Hızla gelişip sanayileşen ülkemizde bireyin günlük enerji ihtiyacının artması, sanayi üretimi ve ekonomik büyümenin enerji tüketimini de artırdığına değinen Dr. Tuna, açıklamasında şu ifadelere yer verdi: “TEİAŞ verilerine göre Türkiye elektrik tüketimindeki hızlı artış özellikle 2016 yılından sonra ciddi sıkıntılara yol açabilecek gibi görülüyor. Bu yıl geçen sene aynı döneme göre enerji tüketimi yüzde 10 civarında artış gösterdi. Elektrik tüketimi bu hızla artamaya devam ederken üretimi ve arz güvenliğini artırmaya yönelik yatırımlar zamanında yapılmazsa enerji alanında bir kriz kaçınılmaz olur” dedi.
Ekonomik gelişme ile Enerjideki büyüme ilişkisi sağlıksız
Dr.

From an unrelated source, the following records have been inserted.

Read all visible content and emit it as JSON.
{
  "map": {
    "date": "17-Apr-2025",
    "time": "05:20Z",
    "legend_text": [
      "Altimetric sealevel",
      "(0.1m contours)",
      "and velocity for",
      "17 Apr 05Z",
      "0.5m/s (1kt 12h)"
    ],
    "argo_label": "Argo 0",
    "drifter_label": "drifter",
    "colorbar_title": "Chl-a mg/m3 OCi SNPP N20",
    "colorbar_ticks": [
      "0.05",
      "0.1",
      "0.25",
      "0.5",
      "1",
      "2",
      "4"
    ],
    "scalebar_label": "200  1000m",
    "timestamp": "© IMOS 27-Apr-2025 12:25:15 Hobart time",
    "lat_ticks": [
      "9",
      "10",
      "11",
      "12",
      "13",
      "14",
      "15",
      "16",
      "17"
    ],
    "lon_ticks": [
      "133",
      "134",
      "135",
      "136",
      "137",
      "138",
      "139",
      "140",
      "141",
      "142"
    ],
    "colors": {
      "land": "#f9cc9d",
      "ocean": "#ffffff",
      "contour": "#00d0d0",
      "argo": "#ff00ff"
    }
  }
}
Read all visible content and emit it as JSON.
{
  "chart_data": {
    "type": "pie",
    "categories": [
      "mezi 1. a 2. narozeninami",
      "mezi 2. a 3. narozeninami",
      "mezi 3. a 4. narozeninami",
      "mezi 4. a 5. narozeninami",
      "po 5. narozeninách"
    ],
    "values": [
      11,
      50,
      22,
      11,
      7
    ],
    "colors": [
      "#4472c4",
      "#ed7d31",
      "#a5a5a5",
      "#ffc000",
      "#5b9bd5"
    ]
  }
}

Tuna “Ülkemizde hızla büyümeye devam eden ekonomi, artan milli gelir ve nüfusa paralel olarak enerji ihtiyacı da her geçen gün artmaktadır. Yani ekonomik büyümeyle enerji tüketimi arasında pozitif yönlü bir ilişki söz konusudur. Buradan hareketle ekonomi-enerji denkleminin iki ayağından biri diğerinden farklı olursa dengesizlik kaçınılmaz olacaktır. Bizde maalesef durum biraz böyle. Enerji alanındaki büyümenin yetersiz kalması hemen her olağanüstü koşulda elektrik kesintilerini zorunlu hale getiriyor. Enerji alanındaki yetersizliğin temel sebebi ise yatırımlar noktasında bürokratik işlemlerin uzunluğu, bağlantı problemleri, ÇED konusundaki belirsizlikler ve planlama noktasında yapılan büyük hatalar olarak sıralanabilir. Bu sıkıntılara kısa vadede çözüm bulunamayışı enerjideki büyümeyi yavaşlattı. Buna karşı ekonomi aralıksız büyüyünce bir dengesizlik kaçınılmaz oldu” dedi.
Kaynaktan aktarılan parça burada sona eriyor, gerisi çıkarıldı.